Private Profile genießen grundsätzlich einen stärkeren Schutz. „Privat“ bedeutet allerdings nicht automatisch, dass sämtliche Inhalte arbeitsrechtlich irrelevant sind. Entscheidend ist, wie groß der Empfängerkreis ist, wer dazu gehört und ob die betreffende Person berechtigterweise auf Vertraulichkeit vertrauen durfte.
Das gilt auch für private Chatgruppen. Eine geschlossene Gruppe ist nicht per se ein geschützter Raum. Auch hier kommt es auf die konkreten Umstände des Einzelfalls an.
Meinungsfreiheit schützt auch Kritik am Arbeitgeber
Beschäftigte dürfen ihren Arbeitgeber kritisieren. Die Meinungsfreiheit gilt auch im Arbeitsverhältnis. Ihre Grenzen findet sie allerdings dort, wo etwa Persönlichkeitsrechte verletzt oder berechtigte Interessen des Arbeitgebers erheblich beeinträchtigt werden.
Bei der arbeitsrechtlichen Bewertung können der Inhalt und die Wortwahl, der Anlass, die Reichweite des Beitrags sowie die Stellung des Beschäftigten im Unternehmen eine Rolle spielen.
Sachliche und auch pointierte Kritik ist daher grundsätzlich etwas anderes als eine schwere Beleidigung oder Schmähkritik.
Regeln dürfen nicht beliebig ins Private eingreifen
Viele Unternehmen haben inzwischen Social-Media-Guidelines. Solche Regelungen können sinnvoll sein, etwa um den Umgang mit Unternehmensinformationen oder die Kommunikation im Namen des Arbeitgebers zu regeln.

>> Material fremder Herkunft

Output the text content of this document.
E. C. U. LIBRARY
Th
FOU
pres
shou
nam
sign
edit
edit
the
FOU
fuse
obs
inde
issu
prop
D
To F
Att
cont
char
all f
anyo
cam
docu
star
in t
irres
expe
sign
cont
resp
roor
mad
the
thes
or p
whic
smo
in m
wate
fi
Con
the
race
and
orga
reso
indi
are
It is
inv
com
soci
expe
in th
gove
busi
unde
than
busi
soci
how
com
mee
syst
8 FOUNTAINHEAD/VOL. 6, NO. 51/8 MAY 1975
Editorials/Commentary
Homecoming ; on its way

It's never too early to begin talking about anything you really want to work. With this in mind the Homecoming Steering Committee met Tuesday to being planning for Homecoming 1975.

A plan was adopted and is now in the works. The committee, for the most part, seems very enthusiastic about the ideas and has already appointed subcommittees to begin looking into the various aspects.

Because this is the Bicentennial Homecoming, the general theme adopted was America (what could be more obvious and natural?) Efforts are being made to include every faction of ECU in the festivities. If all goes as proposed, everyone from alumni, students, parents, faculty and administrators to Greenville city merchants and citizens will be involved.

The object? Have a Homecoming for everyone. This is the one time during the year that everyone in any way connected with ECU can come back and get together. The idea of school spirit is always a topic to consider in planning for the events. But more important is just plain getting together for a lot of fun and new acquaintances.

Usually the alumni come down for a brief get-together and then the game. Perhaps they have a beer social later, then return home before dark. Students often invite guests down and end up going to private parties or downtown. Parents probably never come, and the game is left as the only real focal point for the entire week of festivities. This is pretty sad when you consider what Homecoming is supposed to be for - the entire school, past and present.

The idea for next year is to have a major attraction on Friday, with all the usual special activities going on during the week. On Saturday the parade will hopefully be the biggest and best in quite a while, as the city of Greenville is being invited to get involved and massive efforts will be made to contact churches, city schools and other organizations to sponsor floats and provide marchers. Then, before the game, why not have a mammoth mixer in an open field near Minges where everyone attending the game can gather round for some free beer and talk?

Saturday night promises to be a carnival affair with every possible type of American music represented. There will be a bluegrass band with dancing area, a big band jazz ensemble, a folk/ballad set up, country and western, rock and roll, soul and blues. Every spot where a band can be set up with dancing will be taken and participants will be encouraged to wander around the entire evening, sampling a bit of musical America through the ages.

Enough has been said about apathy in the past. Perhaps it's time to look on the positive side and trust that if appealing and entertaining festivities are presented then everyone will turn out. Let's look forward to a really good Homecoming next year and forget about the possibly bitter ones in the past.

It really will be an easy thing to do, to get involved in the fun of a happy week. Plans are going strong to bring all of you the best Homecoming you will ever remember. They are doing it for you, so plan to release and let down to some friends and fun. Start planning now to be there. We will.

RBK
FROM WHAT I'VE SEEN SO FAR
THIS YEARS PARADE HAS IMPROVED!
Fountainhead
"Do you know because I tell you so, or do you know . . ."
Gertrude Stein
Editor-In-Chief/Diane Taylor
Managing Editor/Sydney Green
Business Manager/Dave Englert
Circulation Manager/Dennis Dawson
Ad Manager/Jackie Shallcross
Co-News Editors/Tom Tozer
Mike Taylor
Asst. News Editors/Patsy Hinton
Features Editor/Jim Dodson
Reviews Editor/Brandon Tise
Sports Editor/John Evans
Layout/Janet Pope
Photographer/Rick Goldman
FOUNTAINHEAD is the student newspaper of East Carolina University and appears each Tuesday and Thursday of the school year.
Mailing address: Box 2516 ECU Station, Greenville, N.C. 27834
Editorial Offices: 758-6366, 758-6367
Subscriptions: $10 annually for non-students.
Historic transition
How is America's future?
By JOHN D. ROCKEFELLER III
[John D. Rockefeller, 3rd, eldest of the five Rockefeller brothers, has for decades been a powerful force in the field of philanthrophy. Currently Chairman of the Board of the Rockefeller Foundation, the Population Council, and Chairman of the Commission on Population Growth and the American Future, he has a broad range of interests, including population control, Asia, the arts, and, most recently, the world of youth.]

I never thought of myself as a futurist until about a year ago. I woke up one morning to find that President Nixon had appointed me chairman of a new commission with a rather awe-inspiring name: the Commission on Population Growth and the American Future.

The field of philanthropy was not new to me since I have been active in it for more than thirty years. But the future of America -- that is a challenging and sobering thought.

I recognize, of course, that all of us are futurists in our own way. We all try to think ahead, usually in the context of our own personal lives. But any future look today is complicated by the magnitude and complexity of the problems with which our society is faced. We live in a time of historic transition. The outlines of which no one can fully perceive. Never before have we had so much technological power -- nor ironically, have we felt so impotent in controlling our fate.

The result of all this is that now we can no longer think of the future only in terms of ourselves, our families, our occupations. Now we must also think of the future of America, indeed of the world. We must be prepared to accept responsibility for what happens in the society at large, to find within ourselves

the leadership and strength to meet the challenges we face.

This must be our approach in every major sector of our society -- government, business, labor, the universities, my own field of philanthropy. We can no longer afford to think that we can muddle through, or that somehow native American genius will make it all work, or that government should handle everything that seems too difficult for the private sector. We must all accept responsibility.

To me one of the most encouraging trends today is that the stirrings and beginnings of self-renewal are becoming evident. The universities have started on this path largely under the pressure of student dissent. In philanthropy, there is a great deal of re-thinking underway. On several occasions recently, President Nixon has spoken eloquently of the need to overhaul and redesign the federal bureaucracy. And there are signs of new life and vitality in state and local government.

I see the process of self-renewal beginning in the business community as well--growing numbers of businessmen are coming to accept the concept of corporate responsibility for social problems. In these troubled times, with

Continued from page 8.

Sie dürfen allerdings nicht ohne Weiteres das gesamte Privatleben der Beschäftigten erfassen. Verbindliche Vorgaben sind grundsätzlich dort möglich, wo ein Bezug zum Arbeitsverhältnis besteht. Auch Betriebsvereinbarungen können entsprechende Regelungen enthalten.
Eine generelle Pflicht, private Social-Media-Beiträge vorab vom Arbeitgeber genehmigen zu lassen, wäre dagegen nicht zulässig.
Die Kontrolle durch den Arbeitgeber hat Grenzen
Arbeitgeber dürfen öffentlich zugängliche Social-Media-Profile grundsätzlich ansehen. Bei geschlossenen Profilen und privaten Bereichen gelten dagegen höhere Anforderungen.
Eine gezielte Überwachung privater Bereiche ist nicht ohne Weiteres zulässig. Gleiches gilt für den Einsatz von Fake-Profilen oder fremden Identitäten. Solche Maßnahmen können allenfalls unter besonderen Voraussetzungen in Betracht kommen, etwa wenn ein konkreter Verdacht auf eine schwerwiegende Pflichtverletzung besteht. Auch dann muss die Maßnahme verhältnismäßig sein.
Fazit
„Soziale Medien gehören heute zum Alltag“, resümiert Görzel. „Dennoch endet die Meinungsfreiheit nicht selten dort, wo berechtigte Interessen des Arbeitgebers, Persönlichkeitsrechte anderer oder gesetzliche Pflichten verletzt werden. Umgekehrt dürfen Arbeitgeber die private Social-Media-Nutzung ihrer Beschäftigten nicht beliebig reglementieren oder überwachen.“
Ob ein Social-Media-Beitrag arbeitsrechtliche Konsequenzen hat, hänge somit stets von den Umständen des Einzelfalls ab.